Covid-19 Vaccine and Impact on Covid Stock25 Nov 2020 20:09
We've recently had incredible scientific results from the Pfizer and Moderna vaccines has given many hope. For the financial markets, this has created volatility due to over reactive selling and buying. Synairgen is case example of a covid-19 stock, but my reasoning is applicable for others as well.
SNG has a clinical trial about to start for phase 3, with positive covid-19 and COPD data for phase 2. Despite exceptional results from phase 2, SNG has been oversold heavily compared to other covid-19 stocks on vaccine news. The results from phase-2 covid trials were exceptional and the likelihood of the trial ending early is possible. The cost of the treatment at $3000 is low compared to hospitalisation costs. Vaccines although very positive have a multitude of issues.
There are billions of people to immunise and even if we assume that all countries have the same infrastructure as the EU, US and UK to deliver (100’s of thousands jabs per day per country) and are as efficient in delivering the jab, we can’t get the vaccine rolled out before Aug-Sept 2021. Also note that the two vaccines, Pfizer and Moderna are likely to get approval, but AZ is unlikely (can discuss this later). Both Pfizer and Moderna can supply 50 million doses by the end of this year and around 1.3 billion by the end of 2021. If each person needs two doses then the world will have a shortfall for around 6.5bn people. These manufacturing volume and distribution bottlenecks imply that realistically speaking, you can’t get 60-70% of the world vaccinated with 2 jabs per person before Oct-Nov 2021.

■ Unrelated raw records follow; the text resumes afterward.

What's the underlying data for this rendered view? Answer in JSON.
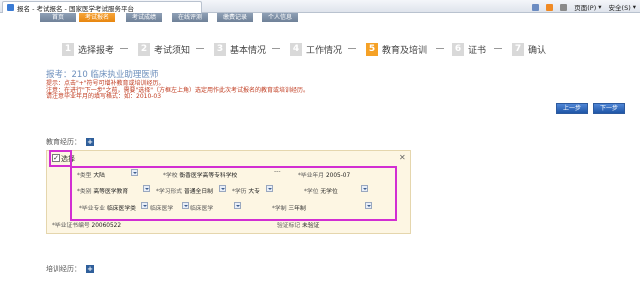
{
  "browser": {
    "tab_title": "报名 - 考试报名 - 国家医学考试服务平台",
    "toolbar": {
      "home": "",
      "print": "",
      "page": "页面(P)",
      "safety": "安全(S)"
    }
  },
  "nav": {
    "items": [
      "首页",
      "考试报名",
      "考试成绩",
      "在线评测",
      "缴费记录",
      "个人信息"
    ],
    "active_index": 1
  },
  "steps": [
    {
      "num": "1",
      "label": "选择报考"
    },
    {
      "num": "2",
      "label": "考试须知"
    },
    {
      "num": "3",
      "label": "基本情况"
    },
    {
      "num": "4",
      "label": "工作情况"
    },
    {
      "num": "5",
      "label": "教育及培训"
    },
    {
      "num": "6",
      "label": "证书"
    },
    {
      "num": "7",
      "label": "确认"
    }
  ],
  "active_step": 5,
  "page_title": "报考：210 临床执业助理医师",
  "notes": [
    "提示：点击\"+\"符号可增补教育或培训经历。",
    "注意：在进行\"下一步\"之前，需要\"选择\"（方框左上角）选定用作此次考试报名的教育或培训经历。",
    "请注意毕业年月的填写格式：如：2010-03"
  ],
  "buttons": {
    "prev": "上一步",
    "next": "下一步"
  },
  "education": {
    "section_label": "教育经历：",
    "select_label": "选择",
    "fields": {
      "type_label": "*类型",
      "type_value": "大陆",
      "school_label": "*学校",
      "school_value": "衡香医学高等专科学校",
      "dash": "---",
      "grad_label": "*毕业年月",
      "grad_value": "2005-07",
      "category_label": "*类别",
      "category_value": "高等医学教育",
      "mode_label": "*学习形式",
      "mode_value": "普通全日制",
      "edu_label": "*学历",
      "edu_value": "大专",
      "degree_label": "*学位",
      "degree_value": "无学位",
      "major_label": "*毕业专业",
      "major_value1": "临床医学类",
      "major_value2": "临床医学",
      "major_value3": "临床医学",
      "duration_label": "*学制",
      "duration_value": "三年制",
      "cert_label": "*毕业证书编号",
      "cert_value": "20060522",
      "verify_label": "验证标记",
      "verify_value": "未验证"
    }
  },
  "training": {
    "section_label": "培训经历："
  }
}
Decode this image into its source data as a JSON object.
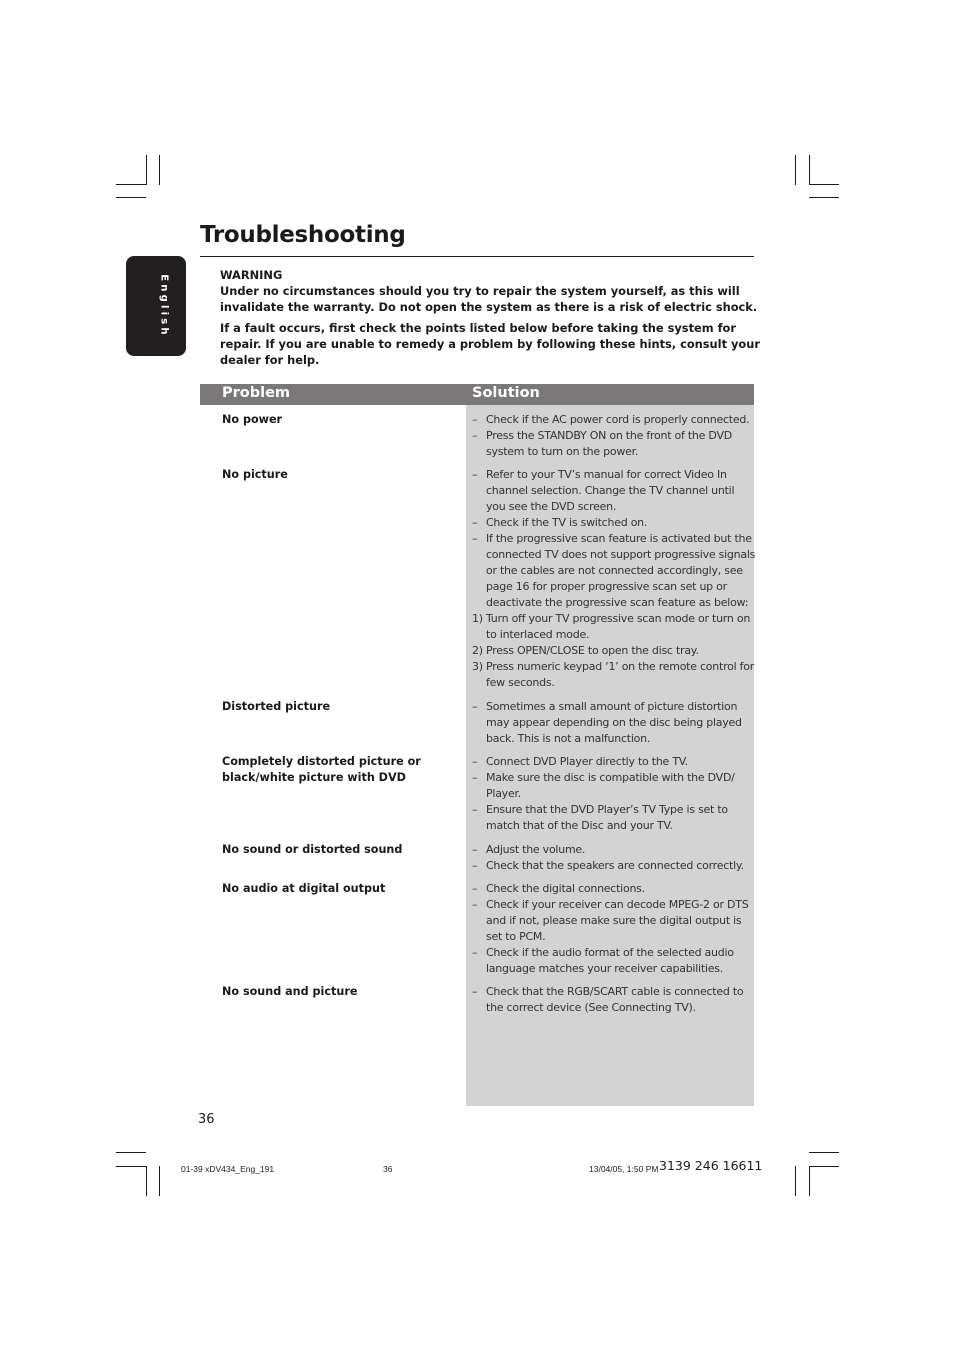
{
  "page": {
    "title": "Troubleshooting",
    "language_tab": "English",
    "warning": {
      "heading": "WARNING",
      "text": "Under no circumstances should you try to repair the system yourself, as this will invalidate the warranty.  Do not open the system as there is a risk of electric shock.",
      "advice": "If a fault occurs, first check the points listed below before taking the system for repair. If you are unable to remedy a problem by following these hints, consult your dealer for help."
    },
    "table": {
      "headers": {
        "problem": "Problem",
        "solution": "Solution"
      },
      "rows": [
        {
          "problem": "No power",
          "solutions": [
            {
              "marker": "–",
              "text": "Check if the AC power cord is properly connected."
            },
            {
              "marker": "–",
              "text": "Press the STANDBY ON on the front of the DVD system to turn on the power."
            }
          ]
        },
        {
          "problem": "No picture",
          "solutions": [
            {
              "marker": "–",
              "text": "Refer to your TV’s manual for correct Video In channel selection.  Change the TV channel until you see the DVD screen."
            },
            {
              "marker": "–",
              "text": "Check if the TV is switched on."
            },
            {
              "marker": "–",
              "text": "If the progressive scan feature is activated but the connected TV does not support progressive signals or the cables are not connected accordingly, see page 16 for proper progressive scan set up or deactivate the progressive scan feature as below:"
            },
            {
              "marker": "1)",
              "text": "Turn off your TV progressive scan mode or turn on to interlaced mode."
            },
            {
              "marker": "2)",
              "text": "Press OPEN/CLOSE to open the disc tray."
            },
            {
              "marker": "3)",
              "text": "Press numeric keypad ‘1’ on the remote control for few seconds."
            }
          ]
        },
        {
          "problem": "Distorted picture",
          "solutions": [
            {
              "marker": "–",
              "text": "Sometimes a small amount of picture distortion may appear depending on the disc being played back. This is not a malfunction."
            }
          ]
        },
        {
          "problem": "Completely distorted picture or black/white picture with DVD",
          "solutions": [
            {
              "marker": "–",
              "text": "Connect DVD Player directly to the TV."
            },
            {
              "marker": "–",
              "text": "Make sure the disc is compatible with the DVD/ Player."
            },
            {
              "marker": "–",
              "text": "Ensure that the DVD Player’s TV Type is set to match that of the Disc and your TV."
            }
          ]
        },
        {
          "problem": "No sound or distorted sound",
          "solutions": [
            {
              "marker": "–",
              "text": "Adjust the volume."
            },
            {
              "marker": "–",
              "text": "Check that the speakers are connected correctly."
            }
          ]
        },
        {
          "problem": "No audio at digital output",
          "solutions": [
            {
              "marker": "–",
              "text": "Check the digital connections."
            },
            {
              "marker": "–",
              "text": "Check if your receiver can decode MPEG-2 or DTS and if not, please make sure the digital output is set to PCM."
            },
            {
              "marker": "–",
              "text": "Check if the audio format of the selected audio language matches your receiver capabilities."
            }
          ]
        },
        {
          "problem": "No sound and picture",
          "solutions": [
            {
              "marker": "–",
              "text": "Check that the RGB/SCART cable is connected to the correct device (See Connecting TV)."
            }
          ]
        }
      ]
    },
    "page_number": "36",
    "footer": {
      "file": "01-39 xDV434_Eng_191",
      "page": "36",
      "timestamp": "13/04/05, 1:50 PM",
      "code": "3139 246 16611"
    },
    "colors": {
      "header_bar": "#7a7878",
      "solution_bg": "#d3d3d3",
      "tab_bg": "#231f20"
    }
  }
}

SNG phase 3 is expected to finish end of January, results and EUA/full authorisation will follow. In Feb/March, the SNG001 demand in developed countries will amount to 100,000 per WEEK. SNG are aiming for a manufacturing capacity of 100,000 per MONTH. However this number is expected to be 5 times this for the rest of the world.
Pfizer vaccine press release provided data at 1 week and not for the additional data at 1 month and 2 months. This was picked up by an FDA advisory board memeber, who points out that the data was available but Pfizer decided not to submit it in their preliminary release. The >90% immunity is therefore to be taken with a pinch of salt.

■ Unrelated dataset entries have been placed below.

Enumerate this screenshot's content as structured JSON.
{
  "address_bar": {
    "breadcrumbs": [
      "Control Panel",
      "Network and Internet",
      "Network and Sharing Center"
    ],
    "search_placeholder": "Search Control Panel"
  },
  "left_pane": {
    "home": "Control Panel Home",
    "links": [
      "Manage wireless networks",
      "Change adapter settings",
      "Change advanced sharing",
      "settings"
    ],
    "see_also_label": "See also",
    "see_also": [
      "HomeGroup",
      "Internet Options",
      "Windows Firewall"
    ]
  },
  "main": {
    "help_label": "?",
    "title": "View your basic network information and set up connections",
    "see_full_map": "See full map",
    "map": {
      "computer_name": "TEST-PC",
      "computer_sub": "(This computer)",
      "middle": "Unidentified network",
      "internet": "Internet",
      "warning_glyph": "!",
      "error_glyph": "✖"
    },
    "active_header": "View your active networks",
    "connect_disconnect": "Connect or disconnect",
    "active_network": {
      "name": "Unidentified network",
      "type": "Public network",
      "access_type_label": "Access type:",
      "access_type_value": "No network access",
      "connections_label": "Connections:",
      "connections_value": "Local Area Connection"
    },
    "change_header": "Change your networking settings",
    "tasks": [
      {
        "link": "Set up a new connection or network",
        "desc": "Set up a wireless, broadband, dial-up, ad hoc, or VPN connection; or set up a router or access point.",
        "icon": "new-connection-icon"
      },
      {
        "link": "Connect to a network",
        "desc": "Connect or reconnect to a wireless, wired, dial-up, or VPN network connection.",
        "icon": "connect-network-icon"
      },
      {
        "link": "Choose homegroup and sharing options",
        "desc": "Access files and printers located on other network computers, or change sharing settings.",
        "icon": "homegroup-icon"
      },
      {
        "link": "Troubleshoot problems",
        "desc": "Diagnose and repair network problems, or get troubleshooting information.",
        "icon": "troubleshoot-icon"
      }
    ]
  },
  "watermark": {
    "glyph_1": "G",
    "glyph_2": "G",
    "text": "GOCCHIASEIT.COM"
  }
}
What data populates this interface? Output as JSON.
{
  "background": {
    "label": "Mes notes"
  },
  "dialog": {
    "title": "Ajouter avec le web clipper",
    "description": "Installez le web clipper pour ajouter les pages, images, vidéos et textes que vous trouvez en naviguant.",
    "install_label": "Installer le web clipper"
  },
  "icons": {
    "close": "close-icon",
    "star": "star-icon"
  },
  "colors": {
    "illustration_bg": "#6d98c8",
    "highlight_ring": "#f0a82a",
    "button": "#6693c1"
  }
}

Assume that the vaccines will reduce the virus shedding to zero, protect all age groups, co-morbidities and genders (which is highly unlikely), and all those immunised remain protected for a long period of time. Even then the expected numbers protected will be closer to 75% not >90%. Which means that SNG001 will be continuously required at the rate of 50-100,000 per month well beyond the next 12 months.
As news flows out from SNG, Moderna, Pfizer over the next 6 weeks, expect the share price to shoot up. I’m making an assumption that on news of positive phase 3, the expected $300M revenues per month will take the share price to £4 per share. Following approval, I expect it to more than double.